Wagub Lepas Kontingen Pesparawi Malut ke Manokwari
Ternate-Spektroom : Membawa misi mengharumkan nama daerah sekaligus memperkuat nilai-nilai kerukunan beragama, kontingen Pesta Paduan Suara Gerejawi (Pesparawi) Provinsi Maluku Utara dilepas menuju Pesparawi Tingkat Nasional di Manokwari, Papua Barat.
Pelepasan kontingen Perparawi dilakukan Wakil Gubernur Maluku Utara, H. Sarbin Sehe, di Gereja Masehi Injili di Halmahera (GMIH) Eben Haezer Ternate, Kamis malam (18/6/2026).
Wakil Gubernur H. Sarbin Sehe menyampaikan bahwa keikutsertaan kontingen Maluku Utara tidak hanya bertujuan mengikuti perlombaan, tetapi juga membawa misi memperkuat kehidupan beragama dan memperkenalkan wajah Maluku Utara sebagai daerah yang harmonis dalam keberagaman.
Menurutnya, nilai-nilai agama memiliki peran penting dalam membentuk karakter, memperkuat persatuan, dan menjaga kehidupan sosial masyarakat di tengah perbedaan suku, budaya, maupun latar belakang.
Di hadapan seluruh peserta, Wakil Gubernur juga memberikan motivasi agar kontingen Maluku Utara tampil maksimal dan percaya diri selama mengikuti kompetisi di Manokwari. Dirinya menegaskan bahwa setiap peserta harus menjaga kekompakan dan memiliki semangat untuk meraih prestasi terbaik.
"Kalau ikut lomba, targetnya harus juara. Tampilkan kemampuan terbaik dan tunjukkan bahwa Maluku Utara mampu bersaing dengan daerah lain. Jangan hanya hadir sebagai peserta, tetapi hadir untuk memberikan prestasi," pesan Wagub.
Sementara itu, Kepala Kantor Wilayah Kementerian Agama Provinsi Maluku Utara, H. Amar Manaf, menyampaikan apresiasi kepada seluruh pihak yang telah mendukung persiapan kontingen selama kurang lebih satu tahun terakhir.
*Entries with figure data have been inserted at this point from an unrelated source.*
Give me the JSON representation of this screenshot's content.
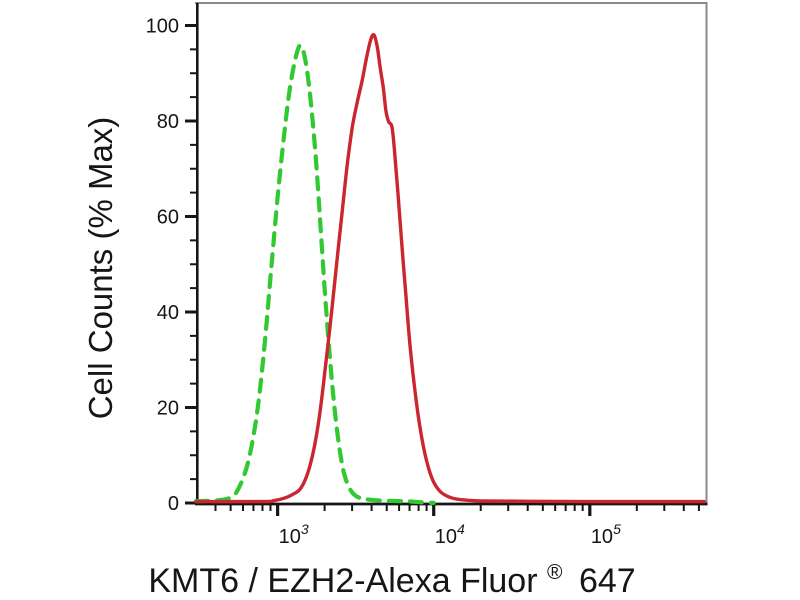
{
  "page": {
    "background": "#ffffff"
  },
  "labels": {
    "y_axis_title": "Cell Counts (% Max)",
    "x_axis_title_main": "KMT6 / EZH2-Alexa Fluor",
    "x_axis_title_sup": "®",
    "x_axis_title_suffix": "647"
  },
  "colors": {
    "axis": "#161616",
    "frame_gray": "#8a8a8a",
    "text": "#161616",
    "green_series": "#32c832",
    "red_series": "#cb2530"
  },
  "chart_data": {
    "type": "line",
    "variant": "flow_cytometry_histogram_overlay",
    "title": "",
    "xlabel": "KMT6 / EZH2-Alexa Fluor® 647",
    "ylabel": "Cell Counts (% Max)",
    "x_scale": "log10",
    "x_domain": [
      300,
      555000
    ],
    "y_domain": [
      0,
      104.5
    ],
    "grid": false,
    "legend_position": "none",
    "x_major_ticks": [
      {
        "value": 1000,
        "base": "10",
        "exp": "3"
      },
      {
        "value": 10000,
        "base": "10",
        "exp": "4"
      },
      {
        "value": 100000,
        "base": "10",
        "exp": "5"
      }
    ],
    "x_minor_ticks": [
      400,
      500,
      600,
      700,
      800,
      900,
      2000,
      3000,
      4000,
      5000,
      6000,
      7000,
      8000,
      9000,
      20000,
      30000,
      40000,
      50000,
      60000,
      70000,
      80000,
      90000,
      200000,
      300000,
      400000,
      500000
    ],
    "y_major_ticks": [
      {
        "value": 0,
        "label": "0"
      },
      {
        "value": 20,
        "label": "20"
      },
      {
        "value": 40,
        "label": "40"
      },
      {
        "value": 60,
        "label": "60"
      },
      {
        "value": 80,
        "label": "80"
      },
      {
        "value": 100,
        "label": "100"
      }
    ],
    "y_minor_ticks": [
      5,
      10,
      15,
      25,
      30,
      35,
      45,
      50,
      55,
      65,
      70,
      75,
      85,
      90,
      95
    ],
    "series": [
      {
        "id": "green-dashed-curve",
        "description": "green dashed histogram",
        "color": "#32c832",
        "line_style": "dashed",
        "peak": {
          "x": 1400,
          "y_percent": 95.8
        },
        "points": [
          [
            300,
            0.4
          ],
          [
            430,
            0.6
          ],
          [
            520,
            1.5
          ],
          [
            580,
            4
          ],
          [
            640,
            8
          ],
          [
            700,
            14
          ],
          [
            760,
            22
          ],
          [
            830,
            34
          ],
          [
            910,
            49
          ],
          [
            1000,
            64
          ],
          [
            1100,
            77
          ],
          [
            1200,
            87
          ],
          [
            1310,
            93.5
          ],
          [
            1400,
            95.8
          ],
          [
            1500,
            93
          ],
          [
            1620,
            85
          ],
          [
            1760,
            72
          ],
          [
            1900,
            56
          ],
          [
            2000,
            45
          ],
          [
            2130,
            33
          ],
          [
            2280,
            22
          ],
          [
            2450,
            13
          ],
          [
            2650,
            6.5
          ],
          [
            2900,
            3
          ],
          [
            3200,
            1.4
          ],
          [
            3700,
            0.8
          ],
          [
            4600,
            0.5
          ],
          [
            6000,
            0.4
          ],
          [
            7300,
            0.3
          ],
          [
            8600,
            0.1
          ],
          [
            10000,
            0.02
          ]
        ]
      },
      {
        "id": "red-solid-curve",
        "description": "red solid histogram",
        "color": "#cb2530",
        "line_style": "solid",
        "peak": {
          "x": 4150,
          "y_percent": 98
        },
        "points": [
          [
            300,
            0.3
          ],
          [
            800,
            0.3
          ],
          [
            950,
            0.5
          ],
          [
            1100,
            1
          ],
          [
            1250,
            1.8
          ],
          [
            1400,
            3
          ],
          [
            1550,
            6
          ],
          [
            1700,
            11
          ],
          [
            1850,
            18
          ],
          [
            2000,
            27
          ],
          [
            2150,
            36
          ],
          [
            2300,
            45
          ],
          [
            2460,
            54
          ],
          [
            2630,
            63
          ],
          [
            2820,
            72
          ],
          [
            3020,
            79
          ],
          [
            3240,
            84
          ],
          [
            3480,
            88.5
          ],
          [
            3700,
            93
          ],
          [
            3950,
            97
          ],
          [
            4150,
            98
          ],
          [
            4350,
            95.5
          ],
          [
            4550,
            91
          ],
          [
            4750,
            87
          ],
          [
            4950,
            82
          ],
          [
            5150,
            79.8
          ],
          [
            5400,
            78.8
          ],
          [
            5600,
            74
          ],
          [
            5900,
            65
          ],
          [
            6250,
            54
          ],
          [
            6650,
            43
          ],
          [
            7050,
            33
          ],
          [
            7550,
            24
          ],
          [
            8150,
            16
          ],
          [
            8900,
            9.5
          ],
          [
            9800,
            5
          ],
          [
            11000,
            2.4
          ],
          [
            12700,
            1.2
          ],
          [
            15000,
            0.7
          ],
          [
            20000,
            0.45
          ],
          [
            40000,
            0.35
          ],
          [
            100000,
            0.3
          ],
          [
            300000,
            0.3
          ],
          [
            540000,
            0.3
          ]
        ]
      }
    ]
  }
}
Menurutnya, keberangkatan kontingen Pesparawi kali ini merupakan hasil kolaborasi yang kuat antara Pemerintah Provinsi, LPPD Provinsi hingga kabupaten/ kota, pelatih, pendamping, serta para peserta yang telah menjalani proses pembinaan secara intensif.
Kakanwil juga menegaskan bahwa Pesparawi bukan sekadar ajang kompetisi seni paduan suara, melainkan sarana pembinaan iman dan penguatan pemahaman keagamaan. Melalui berbagai cabang lomba yang dipertandingkan, peserta didorong untuk semakin memahami, menghayati, dan mengamalkan nilai-nilai agama dalam kehidupan sehari-hari.